Love the Giver
A solo project by Dutes Miller
curated by Kristin Korolowicz
With works by Elijah Burgher and Derrick Woods-Morrow
Tarot readings on March 4 and April 29 by Alia Walston
The Fool: Infinite and Boundless workshop
on April 1 from 2-4 pm by Alia Walston
“Love the Giver” is a term historically associated with the Victorian Era etiquette of accepting gifts from someone as a guest in their home. Within the context of this exhibition at The Franklin, the term is used in a purposefully slippery way. Here it becomes a phrase that reflects upon various expressions of sexuality, generosity and mysticism.
Dutes Miller transforms the outdoor architectural structure of the Franklin into a ritualistic space that will house a new series of sculptures. Miller’s recent body of work is driven by an investigation of queer male sexuality through a tactile exploration of materials such as plaster, resin and paint. From a conceptual standpoint, he is interested in the notion of an object that is penetrable (orifice) versus one which penetrates (phallus). This includes aiming to find the potential conflation of the two through his sculptural experiments. Hence, many of these works appear to be in a state of transformation. Much like his shamanistic performances with his partner and collaborator Stan Shellabarger, Miller will activate these objects through a series of esoteric rituals over the course of the exhibition. His libation vessels and other “new relic” sculptures will be activated on the opening night with a collaborative performance, which aims to remove obstacles from personal and collective elation. A fire ritual and instructions from the artist will be disclosed on the opening night.

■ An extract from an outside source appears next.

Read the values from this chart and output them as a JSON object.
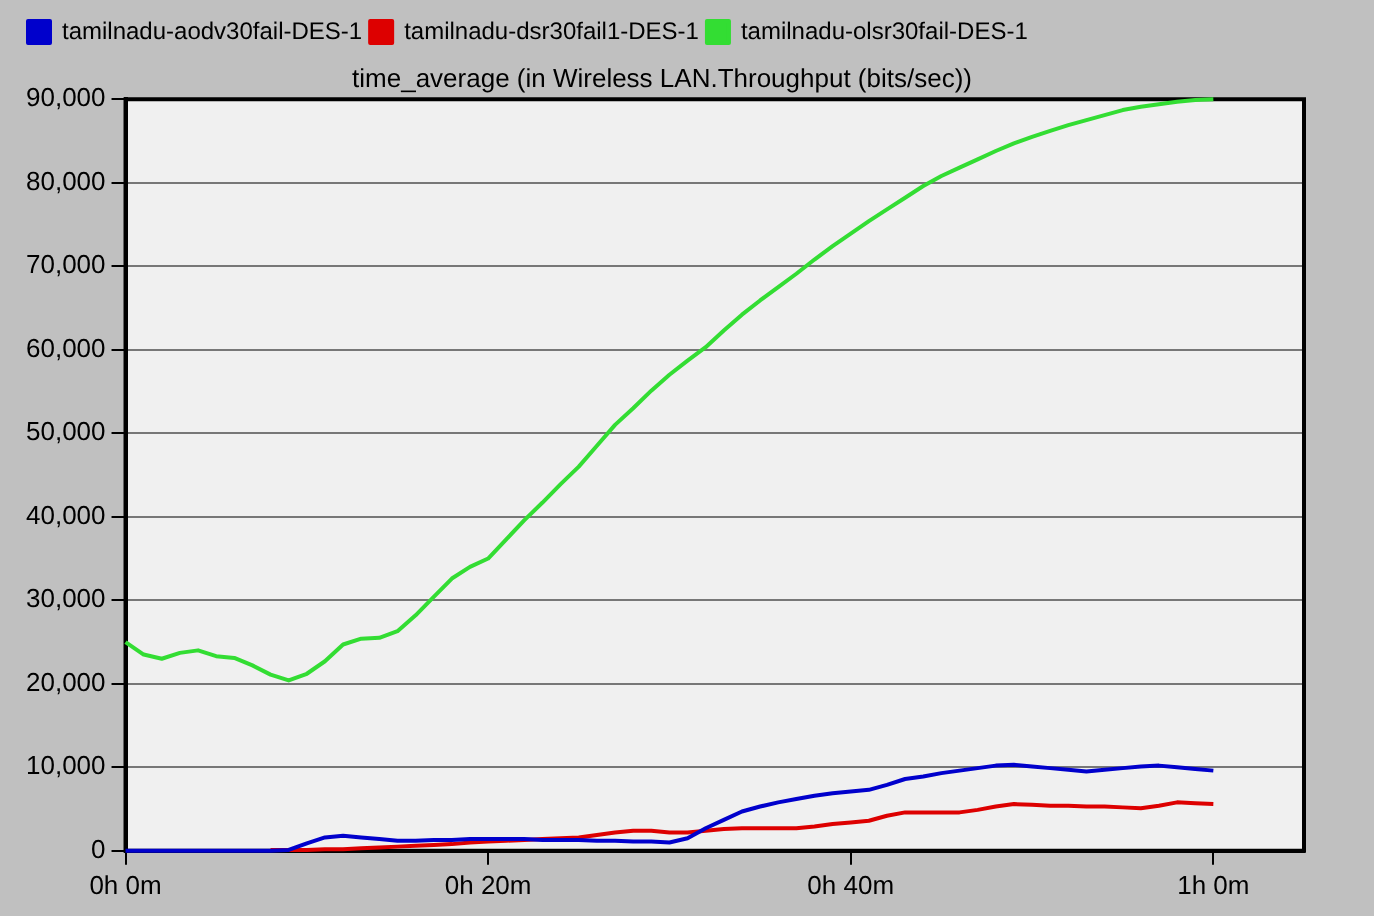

Complementing Miller’s solo project outside, there will be a soft premiere of Derrick Woods-Morrow’s first film “The Roach is Coming” (2017) which will be on view inside of The Franklin home. Woods-Morrow’s photographic practice has recently extended into the creation of moving image work. “The Roach is Coming” focuses on the artist’s deeply personal relationship with his childhood friend and first sexual partner Adam. The two grew up together in a small town in North Carolina. The film is organized around an intimate conversation between Woods-Morrow and Adam on the occasion of the artist’s visit home. They reflect upon their interracial relationship, shared memories of boyhood sexuality, and Adam’s decision to become a police officer. One of the central acts of the film is Woods-Morrow’s bathing of Adam. The audio of their conversation in the bathtub is coupled with imagery that complicates the viewer’s understanding of their relationship.
Also presented inside of the home is one of Elijah Burgher’s vibrant colored pencil drawings or “flags” from his snakes and ladders series. According to the artist, “snakes and ladders are figures of infernal descent and heavenly ascension respectively, and can be found in various shamanisms from across the globe. The original Indian board game and its later Victorian version had a moral significance: ladders represented virtues and snakes represented vices. I am not interested in the moral lessons, just the beauty of the game board and the cosmological symbolism.” Burgher’s drawing “Eden Flag with solar-anal emblems and hexes” (2017) invokes the mystical qualities of abstraction, wishfulness and the intricacies of symbolism.
For the opening and closing of “Love the Giver,” tarot reader and astrologer, Alia Walston will offer tarot readings to visitors. She will also present a workshop on the nuanced potential of the fool archetype on April 1st.